Nel piccolo borgo, quei pochi rimasti, dopo l’esodo nella città, sostituiscono le porte di legno con quelle di ferro, che durano una vita. Metaforicamente, la chiusura totale e perenne agli altri.
Primo quadretto. Una classe in subbuglio, probabile sia la quinta elementare, entra un maestro, in ritardo, pedante e burbero, ma in fondo è un buono. Secondo quadretto. Il cortile di una casa di paese. Una donna che lava i panni alla fontana mentre un neonato piange nella culla ed una vecchia annaffia i fiori nei vasi. Terzo quadretto. Discorsi di due vecchi all’angolo di una strada, sulla educazione da dare ai ragazzi per formarli alla vita sociale, con punizioni immotivate e cadenzate nel tempo per incutere il timore dell’autorità, il senso della disciplina prima di tutto. E così via.
La trama si riassume in una frase. Un quaderno da restituire all’amico che vive in un altro paese, che altrimenti il giorno dopo verrà espulso.
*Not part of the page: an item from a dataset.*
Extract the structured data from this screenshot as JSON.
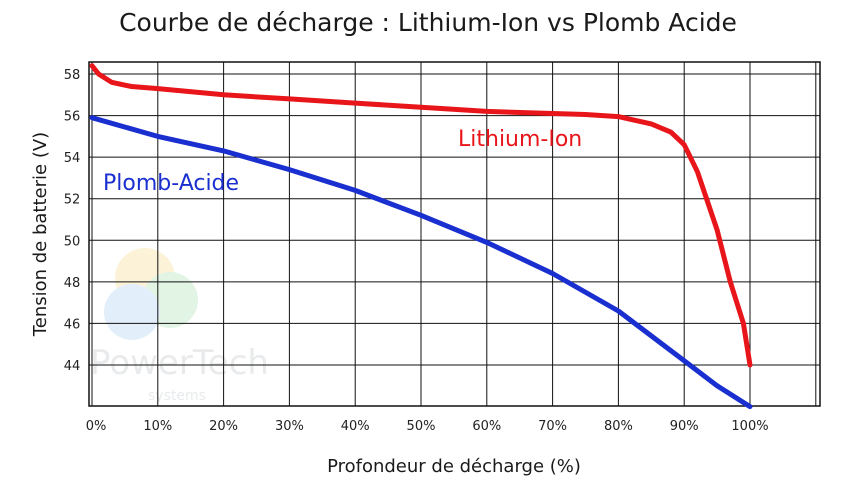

Il periodo racchiude il gesto spontaneo di quella solidarietà primordiale che rende l’uomo diverso dalle bestie, dimenticato, invece, dagli adulti, persi nei loro affari, nelle occupazioni domestiche, nella quotidiana insoddisfazione di vivere per lavorare, di esserci per sopravvivere.
Nel finale, il piccolo protagonista trova la casa dell’amico, tanto vanamente cercata durante tutto il film, non lontano da sé, nel sacrificio di una notte insonne in cui ha fatto i compiti per l’altro.
Resta il fiore, donatogli dal falegname, che si scopre improvviso allo sguardo nell’ultima immagine, conservato tra le pagine del quaderno consunto dell’amico, a testimoniare il miracolo della bellezza, che si tramanda di generazione in generazione grazie alla sensibilità di pochi individui, forse i poeti, simbolicamente rappresentati dal vecchio artigiano, in un mondo altrimenti condannato all’abbrutimento e alla desertificazione morale.